In survival analyses, we found that 2 variables, postoperative residual tumor mass >1 cm and platinum-resistant disease, were significantly correlated with shorter OS. It is well established that optimal debulking surgery is one of the most important independent prognostic factors, and platinum-resistant disease has a lower response rate to secondary chemotherapy and has a poor prognosis. However, the NACT-IDS group had no extension of OS versus PDS group (median OS: 41.0 months vs 51 months, P = 0.205), which is similar to previous results.[5–7] We reasoned that the potential extension of OS from the higher rate of optimal debulking surgery in the NACT-IDS group was partially mitigated by the platinum resistance induced by NACT. Moreover, the higher rate of stage IV patients enrolled in the NACT-IDS group is consistent with the indications for the use of NACT-IDS.

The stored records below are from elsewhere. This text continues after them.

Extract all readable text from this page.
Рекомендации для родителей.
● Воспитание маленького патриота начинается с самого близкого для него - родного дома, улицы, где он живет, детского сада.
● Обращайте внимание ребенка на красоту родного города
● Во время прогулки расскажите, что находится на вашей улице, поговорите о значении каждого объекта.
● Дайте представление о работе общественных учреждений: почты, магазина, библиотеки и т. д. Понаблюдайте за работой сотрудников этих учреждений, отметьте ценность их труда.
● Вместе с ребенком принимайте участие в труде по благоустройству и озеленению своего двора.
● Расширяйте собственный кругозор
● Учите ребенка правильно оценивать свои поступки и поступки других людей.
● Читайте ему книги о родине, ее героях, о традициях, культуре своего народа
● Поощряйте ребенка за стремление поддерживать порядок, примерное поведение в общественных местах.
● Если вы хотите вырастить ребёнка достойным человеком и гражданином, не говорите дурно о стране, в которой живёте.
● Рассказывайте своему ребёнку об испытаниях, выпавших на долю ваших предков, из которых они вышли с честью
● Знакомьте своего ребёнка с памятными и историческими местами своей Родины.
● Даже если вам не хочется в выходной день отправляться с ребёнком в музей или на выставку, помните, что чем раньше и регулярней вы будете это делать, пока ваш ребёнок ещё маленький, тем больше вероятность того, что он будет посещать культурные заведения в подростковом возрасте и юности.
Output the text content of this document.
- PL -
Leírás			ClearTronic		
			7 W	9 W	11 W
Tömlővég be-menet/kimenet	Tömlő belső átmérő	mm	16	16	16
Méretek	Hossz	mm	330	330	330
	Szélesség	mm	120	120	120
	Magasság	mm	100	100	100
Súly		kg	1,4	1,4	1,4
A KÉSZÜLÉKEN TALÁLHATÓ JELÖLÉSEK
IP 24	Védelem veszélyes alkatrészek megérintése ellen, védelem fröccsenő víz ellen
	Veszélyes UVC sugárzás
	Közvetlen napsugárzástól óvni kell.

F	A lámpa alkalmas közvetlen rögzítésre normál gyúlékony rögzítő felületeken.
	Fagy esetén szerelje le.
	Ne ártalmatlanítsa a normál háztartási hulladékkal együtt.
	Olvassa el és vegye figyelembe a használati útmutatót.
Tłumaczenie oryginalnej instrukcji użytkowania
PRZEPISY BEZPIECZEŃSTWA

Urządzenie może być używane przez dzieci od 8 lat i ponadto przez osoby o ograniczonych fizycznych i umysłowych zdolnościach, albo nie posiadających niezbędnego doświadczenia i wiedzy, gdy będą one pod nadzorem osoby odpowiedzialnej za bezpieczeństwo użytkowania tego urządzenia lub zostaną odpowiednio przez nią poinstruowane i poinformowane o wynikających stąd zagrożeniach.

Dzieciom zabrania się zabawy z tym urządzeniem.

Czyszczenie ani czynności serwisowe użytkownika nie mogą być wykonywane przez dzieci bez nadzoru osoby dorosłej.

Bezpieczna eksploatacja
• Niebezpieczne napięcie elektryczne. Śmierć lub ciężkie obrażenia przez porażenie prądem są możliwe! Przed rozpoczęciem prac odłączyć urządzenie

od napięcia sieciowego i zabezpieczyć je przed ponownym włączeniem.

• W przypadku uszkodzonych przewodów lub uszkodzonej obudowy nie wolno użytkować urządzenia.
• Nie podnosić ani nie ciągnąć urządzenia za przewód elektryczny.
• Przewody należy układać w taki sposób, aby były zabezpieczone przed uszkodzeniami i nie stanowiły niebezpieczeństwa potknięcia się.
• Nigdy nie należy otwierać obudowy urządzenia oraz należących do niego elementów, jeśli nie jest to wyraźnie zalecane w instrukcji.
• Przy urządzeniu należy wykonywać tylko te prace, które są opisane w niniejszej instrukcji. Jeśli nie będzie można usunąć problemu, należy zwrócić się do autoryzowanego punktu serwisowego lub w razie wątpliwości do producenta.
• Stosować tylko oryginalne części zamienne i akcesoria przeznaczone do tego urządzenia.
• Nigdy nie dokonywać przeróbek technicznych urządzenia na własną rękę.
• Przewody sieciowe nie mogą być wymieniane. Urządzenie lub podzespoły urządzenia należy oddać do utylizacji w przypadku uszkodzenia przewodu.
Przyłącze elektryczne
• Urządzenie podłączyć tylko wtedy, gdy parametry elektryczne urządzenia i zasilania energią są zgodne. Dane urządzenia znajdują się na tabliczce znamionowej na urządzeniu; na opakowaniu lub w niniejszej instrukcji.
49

The current study is relatively larger than similar studies performed on this topic. Our research provides more significant data to demonstrate the relationship between platinum-resistant disease and NACT-IDS. However, there were some limitations to our study. For instance, the retrospective chart review may have unmeasured confounders. Selection bias for NACT-IDS is a very important factor for data analysis and it contains a relatively small number of patients in NACT-IDS group; prospective study is needed to derive the correct conclusion.
In conclusion, NACT-IDS may increase the risk of platinum resistance in stage IIIC and IV EOC. Further studies are needed to explore the possible mechanism of acquired platinum resistance so that it may be circumvented or reversed. Furthermore, during the development of a treatment strategy, platinum resistance should be taken into consideration before the use of NACT-IDS in advanced EOC patients.